Selection and characterization of test-case RNA molecules

Ribosomal RNA was used for development and evaluation of SHAPE-dependent RNA structure alignment. Ribosomal RNA has been extensively characterized: Currently 83% of RNA nucleotides in high-resolution structures in the RCSB Data Bank belong to ribosomal RNAs. Thousands of ribosomal RNA sequences have been curated and aligned, with secondary and tertiary structures predicted based on covariation analysis [11]. Moreover, the diverse secondary and tertiary structure elements found in ribosomal RNA form the basis for much of our structural knowledge of RNA. RNA structure analysis and modeling methods based on analysis of ribosomal sequences have proven robust when extended to other RNAs [4, 12, 13].

Ribosomal RNA samples were obtained from three cultured organisms, eubacteria Escherichia coli and Clostridium difficile and archaea Haloferax volcanii. Differences among these organisms are reflected in the distinct culturing and cell lysis conditions required for each (see Methods). The ribosomal RNAs from these organisms are highly diverse; compared to E. coli, C. difficile and H. volcanii have percent nucleotide identities of only 72.6% and 59.7%, respectively. The three ribosomal samples were analyzed by SHAPE probing in which local nucleotide structural flexibility at a given position is determined by the extent of modification by a chemical probe [7]. Quantitative, nucleotide-resolution SHAPE reactivity values were determined using our recently described mutational profiling (MaP) approach, in which chemical modifications are recorded as mutation rates in the cDNA products generated during reverse transcription of chemically-modified RNAs [10]. Chemical modification-induced mutations are quantified with nucleotide resolution using massively parallel sequencing. SHAPE-MaP data for E. coli ribosomal RNA were reported previously [10]; SHAPE-MaP data for C. difficile and H. volcanii were newly obtained in this work.

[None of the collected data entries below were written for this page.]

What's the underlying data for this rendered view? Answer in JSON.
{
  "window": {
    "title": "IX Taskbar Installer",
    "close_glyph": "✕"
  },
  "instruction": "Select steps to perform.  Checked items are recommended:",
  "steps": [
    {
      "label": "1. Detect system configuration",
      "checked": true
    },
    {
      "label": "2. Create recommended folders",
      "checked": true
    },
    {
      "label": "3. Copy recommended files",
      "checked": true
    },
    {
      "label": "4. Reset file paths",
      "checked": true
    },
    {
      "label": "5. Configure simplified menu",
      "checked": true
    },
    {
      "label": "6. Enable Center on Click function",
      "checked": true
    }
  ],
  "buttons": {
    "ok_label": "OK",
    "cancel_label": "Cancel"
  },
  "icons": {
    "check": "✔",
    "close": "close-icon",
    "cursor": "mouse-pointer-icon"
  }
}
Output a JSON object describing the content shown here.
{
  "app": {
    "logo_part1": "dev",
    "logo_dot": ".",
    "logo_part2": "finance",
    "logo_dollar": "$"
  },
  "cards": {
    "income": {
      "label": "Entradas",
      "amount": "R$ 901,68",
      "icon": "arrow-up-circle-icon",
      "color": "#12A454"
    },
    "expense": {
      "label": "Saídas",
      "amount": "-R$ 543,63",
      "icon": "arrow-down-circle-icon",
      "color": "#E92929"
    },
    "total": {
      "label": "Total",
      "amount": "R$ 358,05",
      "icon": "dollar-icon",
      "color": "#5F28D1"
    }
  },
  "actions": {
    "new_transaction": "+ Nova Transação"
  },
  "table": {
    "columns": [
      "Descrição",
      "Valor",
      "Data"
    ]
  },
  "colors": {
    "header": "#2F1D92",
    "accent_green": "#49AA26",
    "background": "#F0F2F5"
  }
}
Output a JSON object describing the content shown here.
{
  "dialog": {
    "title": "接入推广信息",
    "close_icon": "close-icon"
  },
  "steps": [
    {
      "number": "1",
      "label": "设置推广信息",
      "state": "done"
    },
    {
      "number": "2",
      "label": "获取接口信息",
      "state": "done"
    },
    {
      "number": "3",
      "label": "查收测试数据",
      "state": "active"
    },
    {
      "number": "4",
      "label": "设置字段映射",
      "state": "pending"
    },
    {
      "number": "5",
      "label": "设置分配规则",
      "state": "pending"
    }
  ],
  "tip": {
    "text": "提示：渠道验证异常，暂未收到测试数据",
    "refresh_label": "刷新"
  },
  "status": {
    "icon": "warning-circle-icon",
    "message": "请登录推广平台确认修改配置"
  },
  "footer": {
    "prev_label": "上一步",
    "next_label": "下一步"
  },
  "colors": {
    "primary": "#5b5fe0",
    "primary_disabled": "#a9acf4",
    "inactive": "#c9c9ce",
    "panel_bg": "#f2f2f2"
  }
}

SHAPE reactivity data for related RNA nucleotides

We first characterized the relationship between SHAPE reactivities for related RNA nucleotides in accepted sequence alignments. Related nucleotides for the ribosomal RNAs studied here were defined using annotated sequence comparisons from the Comparative RNA Web Site and Project (CRW) [11]. Related nucleotides were taken as nucleotide pairs in CRW alignments. For the 16S and 23S ribosomal RNAs, 24,467 nucleotide pairs were considered; for each nucleotide pair, we calculated absolute differences in SHAPE reactivities (Fig 1A, in red). The distribution of SHAPE reactivity differences in related RNA nucleotides followed an exponential decay. When SHAPE data were randomly resorted, differences in SHAPE reactivities between two related nucleotides were, on average, smaller than the differences between unrelated nucleotides (Fig 1B, in blue). The distribution describing related nucleotides is significantly different from the distribution describing randomly resorted nucleotide pairs (p-value< 10-6, Student's t-test).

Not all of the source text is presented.